The Martigues Diet

I have no idea about the typical food of those who live bathed in the Provençal sun of Martigues. I visited it by chance last summer and my relationship to food changed there.

We had boarded a coastal train with a day pass, and always desperate to get as much as I could, I wanted to ride all along its journey, but quickly realised it wasn’t going to be the spectacular seaside train we were experiencing all the way. So we got off as the train went inland at Martigues, a little town by an inland sea water lake, and after wondering whether to get on a bus, how to get on a bus, which side of the road to wait for the bus into town, or just to go back to the sea side village a few stops ago where all the normal people had got off the train, we got the bus through an unpromising industrial estate to this charming little spot, and decided to explore what seemed like the old quarter on an island on the edge of the inland lake.

We paced around, everything was shut for lunch, and a sinking feeling began to bubble that our day trip was about to go under, when a voice from somewhere inside me said, I’m not that hungry, let’s go to a patisserie and get a slice of pizza.

As we looked at what was on sale in the bakery, pizza slices, the Provençal fougasse, cheese cones, mini quiches, a time in my youth, the distant memory of which had called me here, arose. I was a student in France, busy meeting people, discovering new things, new ideas, and one of these small, delicious pieces would be my meal in between activities.
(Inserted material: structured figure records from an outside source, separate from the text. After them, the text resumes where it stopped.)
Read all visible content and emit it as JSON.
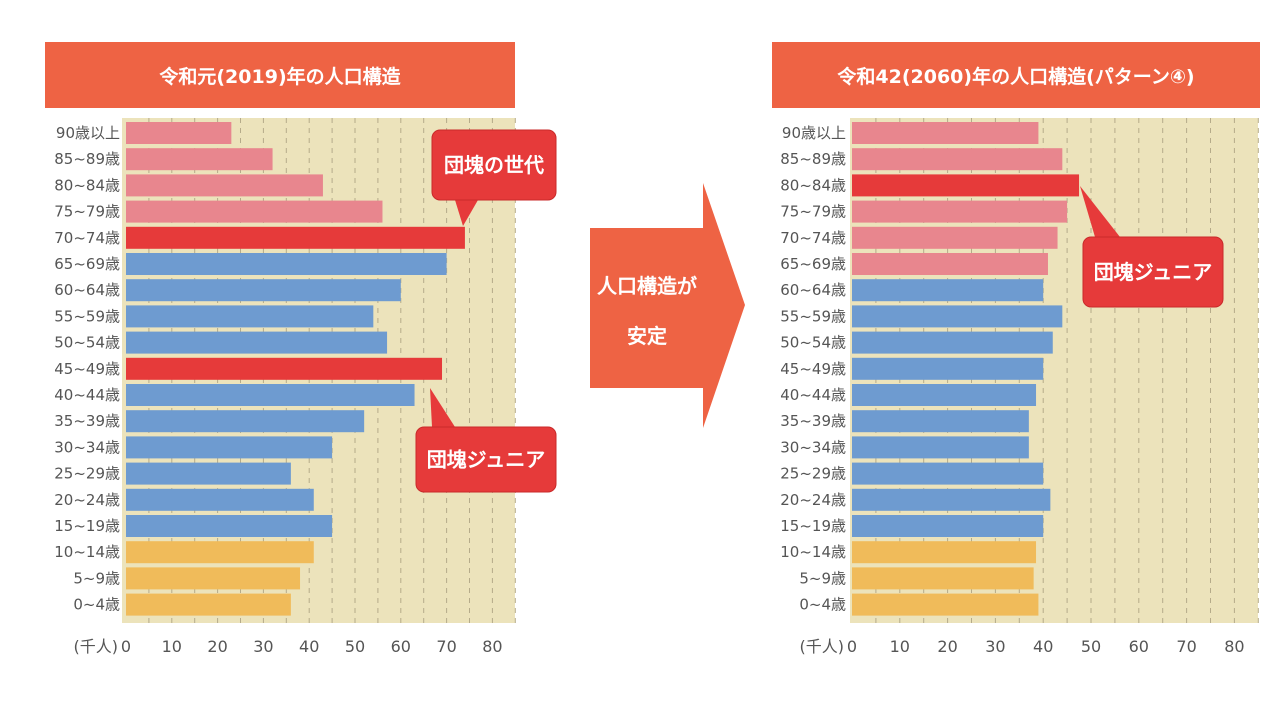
{
  "colors": {
    "header": "#ee6344",
    "elderly": "#e8868e",
    "highlight": "#e63a3a",
    "working": "#6e9bd0",
    "young": "#f0bb5a",
    "plot_bg": "#ece3bb",
    "callout": "#e63a3a"
  },
  "arrow": {
    "line1": "人口構造が",
    "line2": "安定"
  },
  "chart_data": [
    {
      "type": "bar",
      "orientation": "horizontal",
      "title": "令和元(2019)年の人口構造",
      "unit_label": "(千人)",
      "xlim": [
        0,
        85
      ],
      "xticks": [
        "0",
        "10",
        "20",
        "30",
        "40",
        "50",
        "60",
        "70",
        "80"
      ],
      "grid": "vertical dashed every 5",
      "categories": [
        "90歳以上",
        "85~89歳",
        "80~84歳",
        "75~79歳",
        "70~74歳",
        "65~69歳",
        "60~64歳",
        "55~59歳",
        "50~54歳",
        "45~49歳",
        "40~44歳",
        "35~39歳",
        "30~34歳",
        "25~29歳",
        "20~24歳",
        "15~19歳",
        "10~14歳",
        "5~9歳",
        "0~4歳"
      ],
      "values": [
        23,
        32,
        43,
        56,
        74,
        70,
        60,
        54,
        57,
        69,
        63,
        52,
        45,
        36,
        41,
        45,
        41,
        38,
        36
      ],
      "groups": [
        "elderly",
        "elderly",
        "elderly",
        "elderly",
        "highlight",
        "working",
        "working",
        "working",
        "working",
        "highlight",
        "working",
        "working",
        "working",
        "working",
        "working",
        "working",
        "young",
        "young",
        "young"
      ],
      "annotations": [
        {
          "text": "団塊の世代",
          "category": "70~74歳"
        },
        {
          "text": "団塊ジュニア",
          "category": "45~49歳"
        }
      ]
    },
    {
      "type": "bar",
      "orientation": "horizontal",
      "title": "令和42(2060)年の人口構造(パターン④)",
      "unit_label": "(千人)",
      "xlim": [
        0,
        85
      ],
      "xticks": [
        "0",
        "10",
        "20",
        "30",
        "40",
        "50",
        "60",
        "70",
        "80"
      ],
      "grid": "vertical dashed every 5",
      "categories": [
        "90歳以上",
        "85~89歳",
        "80~84歳",
        "75~79歳",
        "70~74歳",
        "65~69歳",
        "60~64歳",
        "55~59歳",
        "50~54歳",
        "45~49歳",
        "40~44歳",
        "35~39歳",
        "30~34歳",
        "25~29歳",
        "20~24歳",
        "15~19歳",
        "10~14歳",
        "5~9歳",
        "0~4歳"
      ],
      "values": [
        39,
        44,
        47.5,
        45,
        43,
        41,
        40,
        44,
        42,
        40,
        38.5,
        37,
        37,
        40,
        41.5,
        40,
        38.5,
        38,
        39
      ],
      "groups": [
        "elderly",
        "elderly",
        "highlight",
        "elderly",
        "elderly",
        "elderly",
        "working",
        "working",
        "working",
        "working",
        "working",
        "working",
        "working",
        "working",
        "working",
        "working",
        "young",
        "young",
        "young"
      ],
      "annotations": [
        {
          "text": "団塊ジュニア",
          "category": "80~84歳"
        }
      ]
    }
  ]
}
Suddenly that old me, was me again, choosing two small pieces to share with my partner, taking them across to the shade of a tree to eat, and eating a light calm meal at the sunny water’s edge.

I have been continuously hungry for the past 6 years since just before I took on leadership roles. I did a workshop the weekend before that journey started. At one part of the workshop, I watched myself on video and suddenly saw that in the intensity of past few months shadowing my boss to become the boss, I had hidden in food.

I thought the insight would be enough to release me but no, for 6 years, I would stay with the insight, watching with its light my fear, my hiding from fear in food, slowly strengthening my determination to override the fear, noting my impulse to numb the fear, creating only little respites in the crashing fear. That sunny day in Martigues, the journey of understanding was seemingly complete and that needy relationship evaporated in the sun of Provence.

A spinach pie was my favourite. I would stop work, buy one at the university cafe, eat it outside in the sun and return to the library. I would leave classes, pick up a cheese cone, or a crepe, eat it on a bench under the plane trees and walk home. That time in France was a luminous break in a world of personal suffering. A suffering that I have slowly unravelled, although spots remain, or have returned, such as the soothing of anxiety with food.

This past autumn my meditation and morning walking practice have taken a consitent place in soothing the emotional hunger from the frustrations and the exhaustion that my perfectionism brings, and the anxiety my insecurities create. I feel more cleanly what is my physical hunger and it can be fed by the calm inner voice of the Martigues diet.